Secretion of GM-CSF and M-CSF by human renal cell carcinomas of different histologic types

Abstract

Objectives: To analyze the secretion of hematopoietic growth factors and the expression of their corresponding receptors in 40 newly established renal cell carcinoma (RCC) cell lines of different histologic types. Little is known about the secretion and function of hematopoietic growth factors by human RCCs.

Methods: The expression of the hematopoietic growth factors (ie, erythropoietin, interleukin [IL]-3, IL-5, granulocyte colony-stimulating factor [G-CSF], granulocyte-macrophage colony-stimulating factor [GM-CSF], and macrophage colony-stimulating factor [M-CSF]) was determined by enzyme-linked immunosorbent assay analysis under different culture conditions, including suspension culture and monolayer cultures (plastic and Matrigel-coated culture flasks). The expression of their corresponding receptors was defined by fluorescence activated cell scanner analysis and by reverse-transcriptase polymerase chain reaction. The response of the RCC cell lines to exogenous hematopoietic growth factors was analyzed by MTT assay.

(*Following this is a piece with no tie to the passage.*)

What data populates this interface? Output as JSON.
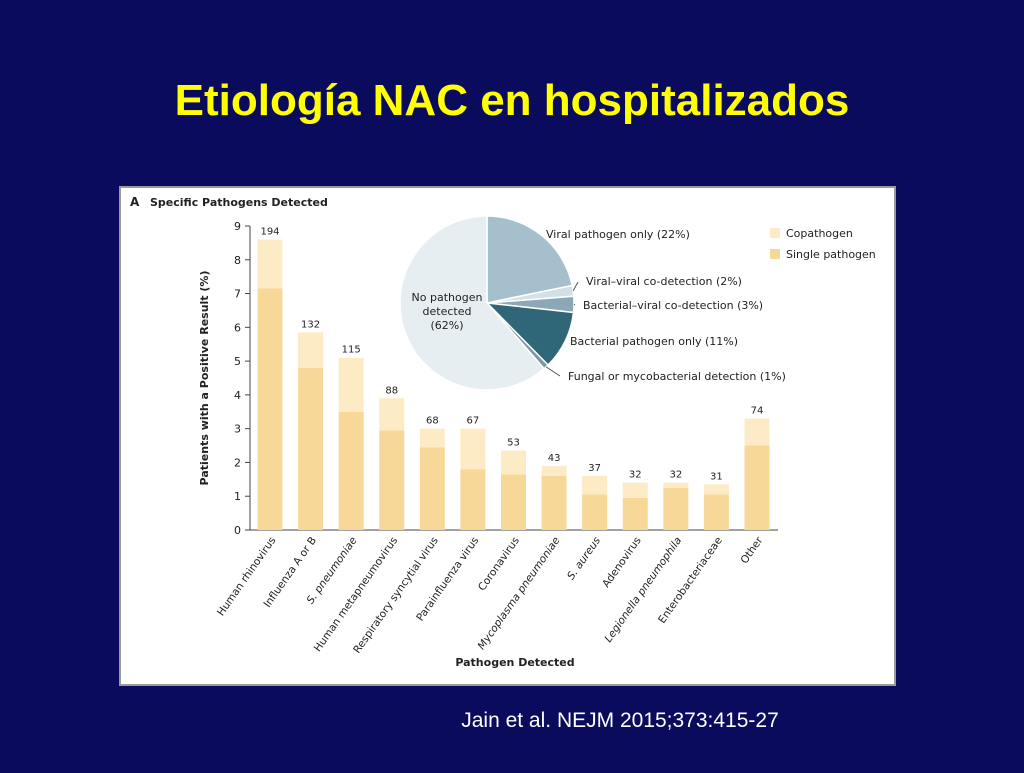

Results: In almost all of the cell lines, significant amounts of GM-CSF and M-CSF were secreted, and in four cell lines, a secretion of G-CSF was detected. Fourteen RCC cell lines showed secretion of IL-3, and production of IL-5 and erythropoietin was not observed in any cell line. Secretion of GM-CSF and M-CSF was affected by the substratum offered for cell attachment in the adherent cultures. GM-CSF secretion was more pronounced under culture conditions with a reduced frequency of cell-to-cell contacts. Two cell lines were shown to express receptors for M-CSF, but receptors for G-CSF and GM-CSF could not be detected in any cell line. Exposure to exogenous G-CSF, GM-CSF, and M-CSF did not affect the proliferation of our RCC cell lines.

Conclusions: The results of our study clearly demonstrate that human RCC cells can secrete significant amounts of G-CSF, GM-CSF, M-CSF, and IL-3, and are thereby theoretically able to modulate the host's tumor-directed immune response.